A Blog About Intellectual Property Litigation and the District of Delaware


When should a patentee have to disclose the date of invention? The defendant would prefer a date before invalidity contentions so they don't waste time vetting reams of recent prior art only to have the plaintiff produce the inventor's 4th grade journal showing conception in the early 1930's. The plaintiff, on the other hand, would prefer not to go digging through lab notebooks to try and prove a conception date, only to find that all of the relevant prior art was carved on stone tablets by cabal of renaissance alchemists long before the inventor was born.

No Answer In The Rules

Neither the Delaware Default Standard for Discovery, nor the form scheduling orders of any of our judges address when the patentee should disclose its proposed invention date. Rulings on the issue are surprisingly sparse as well, and confined largely to transcripts. What authority there is comes largely from Judge Andrews, who has tended to require a patentee to at least provide their "best guess" at the date of invention prior to receiving the defendant's initial invalidity contentions. See Vehicle Interface Techs. v. Jaguar Land Rover N. Am., LLC, C.A. No. 12-1285-RGA, D.I. 25 at 21 (D. Del. June 14, 2013).

Judge Stark issued an order this week in Natera, Inc. v. ArcherDX, Inc., C.A. No. 20-125, D.I. 115 (D. Del. Jan. 12, 2021), that sheds a bit more light on the issue. In that case, the plaintiff had responded to an interrogatory requesting the date of conception and reduction to practice by first, citing several thousand pages of documents under Rule 33(d), and later adding a narrative response that discussed various milestones, but did not specifically claim any date of conception or reduction to practice. See id., D.I. 107, Ex.B. After serving its initial invalidity contentions, the defendant brought a discovery dispute requesting the Court order the patentee to provide the dates.Id., D.I. 107.

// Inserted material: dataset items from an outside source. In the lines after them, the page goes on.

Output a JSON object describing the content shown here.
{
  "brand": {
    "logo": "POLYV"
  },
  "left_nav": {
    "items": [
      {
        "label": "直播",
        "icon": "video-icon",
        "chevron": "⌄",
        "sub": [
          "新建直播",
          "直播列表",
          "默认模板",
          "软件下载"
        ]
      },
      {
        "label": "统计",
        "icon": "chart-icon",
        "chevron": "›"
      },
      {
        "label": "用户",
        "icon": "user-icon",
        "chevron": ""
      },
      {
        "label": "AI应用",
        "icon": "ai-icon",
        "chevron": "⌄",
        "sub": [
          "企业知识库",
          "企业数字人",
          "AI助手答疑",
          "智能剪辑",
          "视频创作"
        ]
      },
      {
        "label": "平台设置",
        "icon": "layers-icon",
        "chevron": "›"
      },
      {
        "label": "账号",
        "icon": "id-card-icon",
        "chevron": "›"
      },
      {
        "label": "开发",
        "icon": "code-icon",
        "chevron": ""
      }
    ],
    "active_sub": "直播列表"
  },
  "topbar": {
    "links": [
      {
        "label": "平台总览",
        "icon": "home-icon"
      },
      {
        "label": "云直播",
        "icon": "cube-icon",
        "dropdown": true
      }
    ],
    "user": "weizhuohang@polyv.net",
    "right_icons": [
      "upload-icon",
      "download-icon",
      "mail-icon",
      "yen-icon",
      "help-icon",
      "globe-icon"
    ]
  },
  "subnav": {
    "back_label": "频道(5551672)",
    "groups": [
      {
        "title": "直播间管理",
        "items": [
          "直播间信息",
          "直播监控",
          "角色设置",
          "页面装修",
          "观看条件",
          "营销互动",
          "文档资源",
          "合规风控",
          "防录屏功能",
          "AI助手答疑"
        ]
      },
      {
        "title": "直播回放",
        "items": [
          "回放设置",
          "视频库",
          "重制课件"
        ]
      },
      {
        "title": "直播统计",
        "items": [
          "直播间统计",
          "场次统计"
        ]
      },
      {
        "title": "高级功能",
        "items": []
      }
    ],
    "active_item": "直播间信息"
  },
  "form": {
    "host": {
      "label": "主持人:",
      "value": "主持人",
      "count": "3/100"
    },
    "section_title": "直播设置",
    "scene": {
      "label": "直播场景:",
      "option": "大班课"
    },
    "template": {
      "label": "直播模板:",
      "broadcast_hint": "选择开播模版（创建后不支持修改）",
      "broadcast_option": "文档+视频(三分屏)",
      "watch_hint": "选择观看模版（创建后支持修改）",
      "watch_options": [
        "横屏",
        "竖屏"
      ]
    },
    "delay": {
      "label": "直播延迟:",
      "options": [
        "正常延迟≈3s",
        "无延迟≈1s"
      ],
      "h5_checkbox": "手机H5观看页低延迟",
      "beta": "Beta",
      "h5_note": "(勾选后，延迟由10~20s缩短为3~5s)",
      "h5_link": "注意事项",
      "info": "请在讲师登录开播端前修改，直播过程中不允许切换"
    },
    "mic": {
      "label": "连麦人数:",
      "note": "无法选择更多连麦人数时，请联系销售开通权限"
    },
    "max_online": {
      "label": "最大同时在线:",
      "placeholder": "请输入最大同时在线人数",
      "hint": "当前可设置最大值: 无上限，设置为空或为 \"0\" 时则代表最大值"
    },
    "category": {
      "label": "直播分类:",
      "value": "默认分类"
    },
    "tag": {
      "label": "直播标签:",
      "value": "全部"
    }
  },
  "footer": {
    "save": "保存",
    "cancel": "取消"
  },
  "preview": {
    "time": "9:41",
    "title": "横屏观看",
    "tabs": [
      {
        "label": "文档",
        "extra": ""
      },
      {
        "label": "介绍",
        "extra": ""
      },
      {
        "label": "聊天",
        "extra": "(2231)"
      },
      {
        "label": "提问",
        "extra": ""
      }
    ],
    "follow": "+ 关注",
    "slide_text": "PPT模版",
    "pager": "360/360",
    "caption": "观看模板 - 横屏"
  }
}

Judge Stark Orders The Patentee to Provide the Dates

In a brief order issued before the scheduled teleconference, Judge Stark noted that the requested information would be "need[ed] . . . soon to permit this case to proceed efficiently" and was "relevant and proportional to the needs of this case." Id., D.I. 115. Interestingly, however, he left open the question of when exactly the patentee would need to disclose this information, ordering the parties to "figure out a schedule and procedure for [the patentee] to disclose information . . .while retaining on [the defendant] the burden of proof and production with respect to invalidity."